At this time the highest-growth sector in security is CyberSecurity, the art of analyzing the threat. No longer are companies taking a purely reactive approach: they are now taking a proactive approach.
In addition to standard corporate security policies, BYOD devices require a complex and jointly-owned personal and corporate policy strategy.
Security for wired and wireless devices differs in approach and technologies used, and the requirement to protect all the billions of devices being connected through IoT/IoE will make this an in-demand field for many years to come.
There are many people throughout the market serving in senior roles in the server field that began as CompTIA A+ or Microsoft MCSA but, at the entry level, there is far more competition and less job security. Today, there is very little need for an employee that can put together a PC from parts, because most corporations have large purchase agreements with vendors such as Dell and Lenovo to provide complete systems. In addition, the emerging trends for corporations today are described in what the industry calls BYOD (Bring Your Own Device). BYOD began a number of years ago with the introduction of the iPad as a predominant employee end-device which has developed, over the years, to encompass an array of end-user devices. Since most corporations cannot fight this trend they are widely embracing it.
By way of example, recently one of the major world-leading technology companies has almost completely stopped issuing laptops to its employees. Instead, employees receive a stipend to purchase their own. As a result, the predominant devices in this particular company have become Mac laptops and iPads. This same trend is happening everywhere throughout corporate America and is growing at a rapid pace.
Within the server world, the trend is moving towards heavy virtualization. This began in mid-2008 with the introduction of VMware and required that a server engineer needed to be skilled in multiple operating systems such as Microsoft, Linux, VMware and Citrix to stand out and remains true today. From a skill-set perspective, the more desirable skill in this market is to be a well-rounded server admin, who is familiar with multiple enterprise systems. As part of the BYOD and Virtualization trends, many companies are rapidly expanding their support of Virtual Desktop Infrastructure (VDI) – you buy your own laptop and then connect to VMware/Citrix where you will load a corporate version of Windows.
This is an attempt to merge the wild west of BYOD with the traditional corporate-owned device. The other major trend in this area is that Cisco is now the leader in many sectors of server sales, which occurred as a result of a launch in 2008 of the Cisco UCS server family. Cisco created a paradigm shift by merging server hardware with networking and storage, thus creating a single converged system. Today, the engineer responsible for that system must be cross-skilled in multiple server technologies, networking, and storage. The same applies to IBM and HP where all three major players are doing the same thing.

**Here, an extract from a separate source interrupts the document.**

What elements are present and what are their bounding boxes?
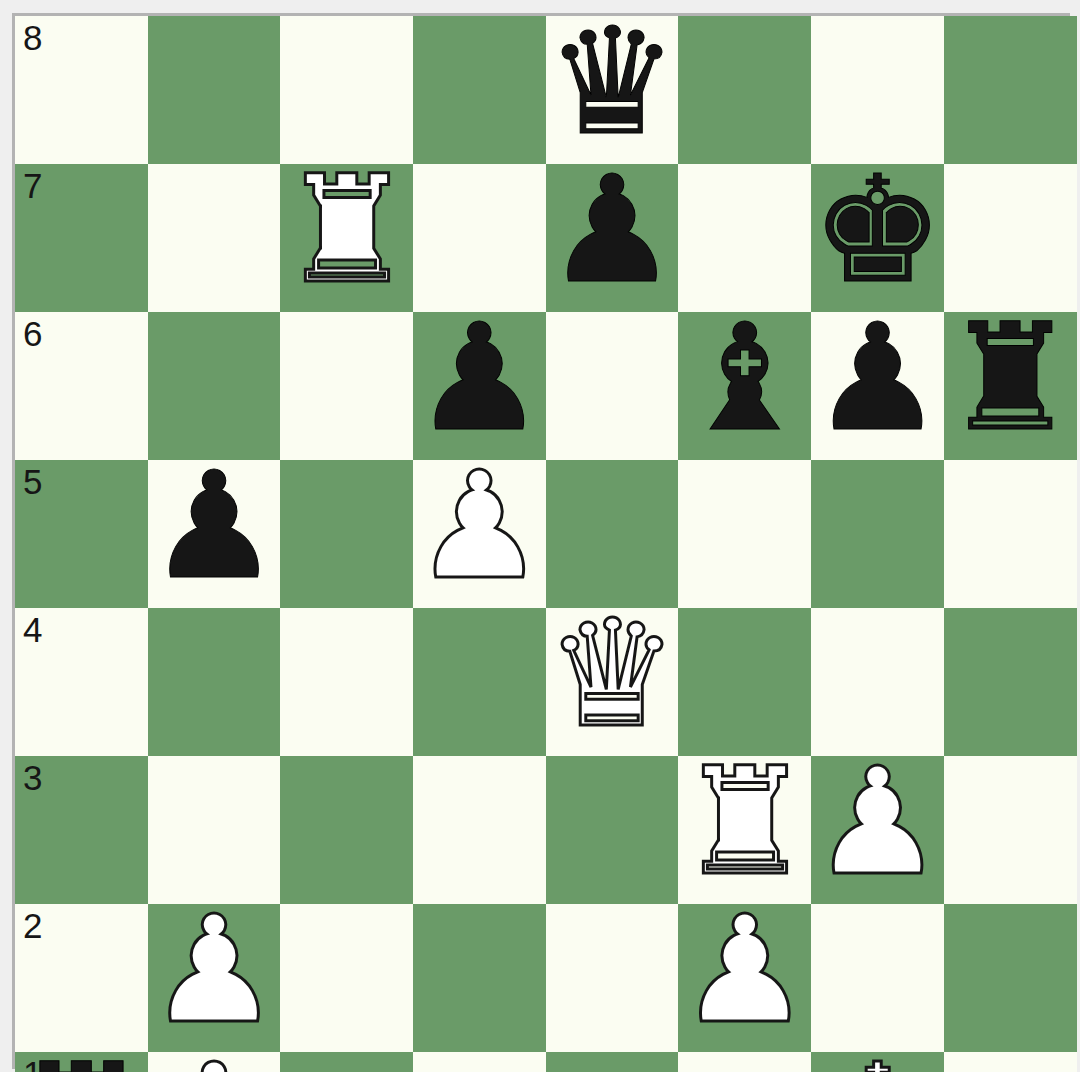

Related Industry Certifications
In summary, trying to get an entry level job, in the ever changing IT industry is difficult if the candidate chooses the wrong certifications, or none at all, to go with their limited experience. It is better for them to determine where they want to be in 5 years time and aim for certifications that will help them achieve their goal.
Looking at the numbers, more than 75% of IT engineers in the US hold at least 1 industry certification and, of those, most hold 2-3 certifications.
It is definitely worth making the effort to earn IT industry certifications: for the same job role, engineers who possess certifications, when compared with engineers who have no certifications, earn salaries that are approximately 20% higher!